Historical population
| Year | Population |
|---|---|
| 1926 | 1,328 |
| 1934 | 1,295 |
| 1946 | 1,403 |
| 1956 | 1,681 |
| 1965 | 1,310 |
| 1975 | 930 |
| 1985 | 700 |
| 1992 | 644 |
| 2008 | 320 |

Kosti is a characteristic nestinari village, with a hundred of the 400 families being hereditary practitioners of this custom. Besides the old village Eastern Orthodox church, the village had another ritual building housing the eight nestinari icons, including the main icon, that of feast and regional patron Saint Constantine.

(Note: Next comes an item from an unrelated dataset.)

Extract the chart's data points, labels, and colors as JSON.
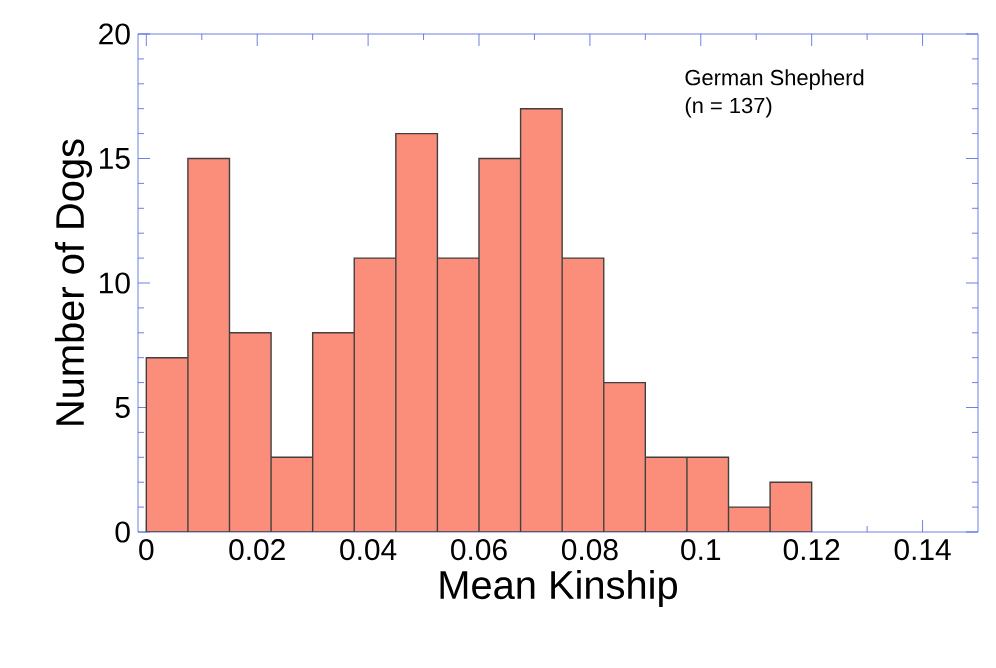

Following the Balkan Wars, the village was ceded to Bulgaria by the Ottoman Empire, and the local Greeks moved to Greece, particularly Greek Macedonia and the villages of Meliki, Verie, Kerkini, Strymoniko, Agia Eleni (Serres regional unit), Mavrolevki (Drama regional unit), Langadas (Thessaloniki regional unit). After 1914, the deserted village was settled by Bulgarian refugees from Turkish-ruled Eastern Thrace, particularly from Pirgoplo (100 families) and the town of Malak Samokov (Demirköy; 60 families). The new settlers were also deeply engaged in logging, wood and charcoal production. A new church (at the place of the old church damaged in the Ilinden-Preobrazhenie Uprising) of Saints Cyril and Methodius was built in 1909, as were a school and a community centre (chitalishte) in 1925. The church features an imposing iconostasis by the woodcarver Pandil, as well as old icons, such as two from 1883 and 1901 by the painter Kosta Polixoido.

In January 2011 a foot-and-mouth disease outbreak was registered in the village of Kosti.